CEO pay in the U.S. has continued to rise on the back of strong corporate results and shareholder returns, with performance-related elements making up a growing proportion of total remuneration.
Total direct compensation (salary, bonus and long-term incentives) rose 8.9 per cent in the past year, according to the Mercer Human Resource Consulting 2006 CEO Compensation Survey, taking the median a median remuneration for a CEO to $8.2 million.
The survey, based on the latest proxy filings of 350 large public companies, found that corporate net income increased by 14.4 per cent over the same period, up from 13 per cent in 2005, and total shareholder return was 15.1 per cent, more than double the 6.8 per cent return in 2005.
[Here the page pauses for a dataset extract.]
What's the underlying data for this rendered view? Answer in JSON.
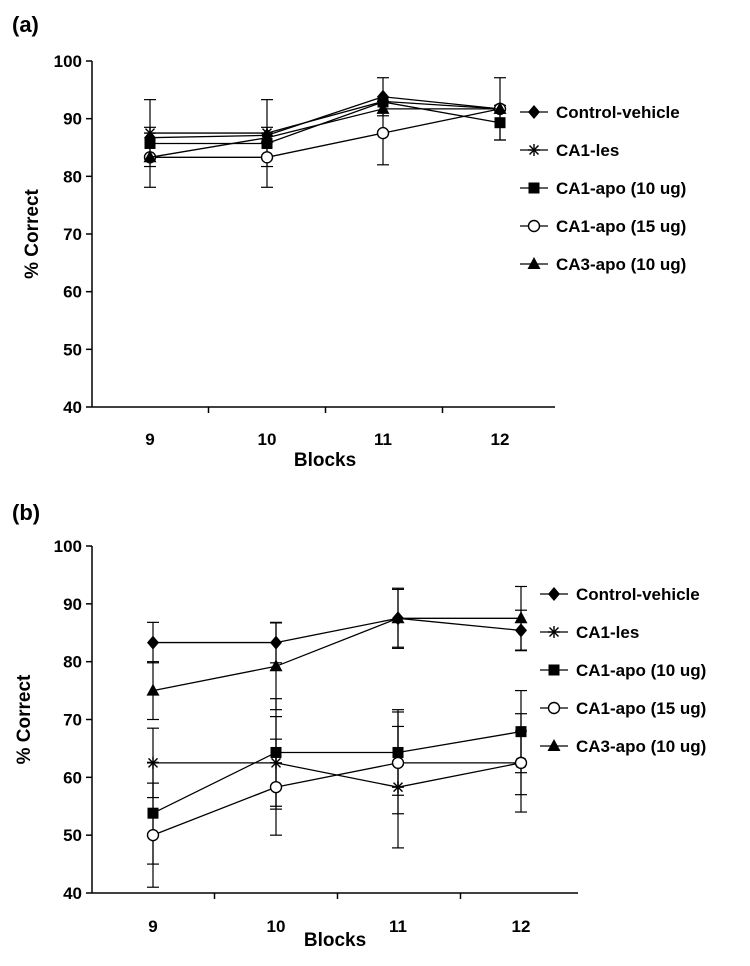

Meanwhile, the drive for responsible executive pay and new proxy rules mean that companies have been forced to disclose the value of compensation, benefits and perquisites.
What this has shown is that performance-based incentives now make up some 15 per cent of total compensation, with over half of the CEOs receiving performance shares in 2006 while the numbers receiving stock option that are not linked to performance declined slightly.
CEO base salary increased to a median $995,000 after having been at $975,000 for two years while total cash compensation - salary and annual bonus - rose to $2.6 million, slightly higher than the $2.4 million reported in 2005.
Yet similar restraint was not so evident in the sums awarded to CEOs in their pension plans. Here, the reported median increase was approximately $1.0 million.
"We have been predicting the rise of performance-based equity awards for several years," said Diane Doubleday, global leader of Mercer's executive remuneration business.
"At the heart of shareholders' expectations for pay aligned with performance is the structure of long-term equity programs, specifically programs that vest or pay out based on performance.
As of 2006, the accounting rules that facilitate using performance-based equity were in effect for almost all companies. As a result, we now see a significant increase in performance shares and performance-contingent restricted stock.
"In addition, the new disclosure rules include previously unknown information about performance goals and targets," she added.
But as Mercer's Peter Chingos pointed out, an increase in performance-related payments is not necessarily in itself a major step forward unless the performance targets are suitably transparent and onerous.
"Target-setting will be the next area of focus, as companies are forced to define how performance is being measured and rewarded," he said.
"The increased disclosure and need for analysis is also likely to cause many companies to simplify their programs. The process of preparing the Compensation Discussion and Analysis (CD&A) caused some companies to make changes and will probably prompt more to simplify and clarify the performance criteria in their compensation programs."
In the UK, analysis of similar performance-related incentives has revealed that CEOs still receive payouts even when they fail to perform.
In 2003, the average UK FTSE corporation began to pay their directors performance-related incentives even when they delivered just one third of the profits growth the markets expected.
Moreover, market historian David Schwartz found in 2004 that there was actually an inverse relationship between pay and profitability in UK public companies– the more the boss got paid, the worse the company tended to perform.
Little wonder, then, that the Mercer report argues that U.S. investors continue to be unhappy with what they perceive as slow progress on reining in CEO pay.
Several institutional investors have focused their efforts on having a greater influence on compensation. This year there are more than 60 proposals for a "say on pay" - a proposal to put executive compensation to a non-binding vote by shareholders.
In addition, shareholders have put forward more specific proposals to limit severance and require pay to be more tightly linked to performance.
And many also believe that – just as in the UK – pay disclosures are now so lengthy and confusing that shareholders' objectives have not been achieved, leading Mercer to predict that further refinement of the disclosure rules will take place before next year's proxy season.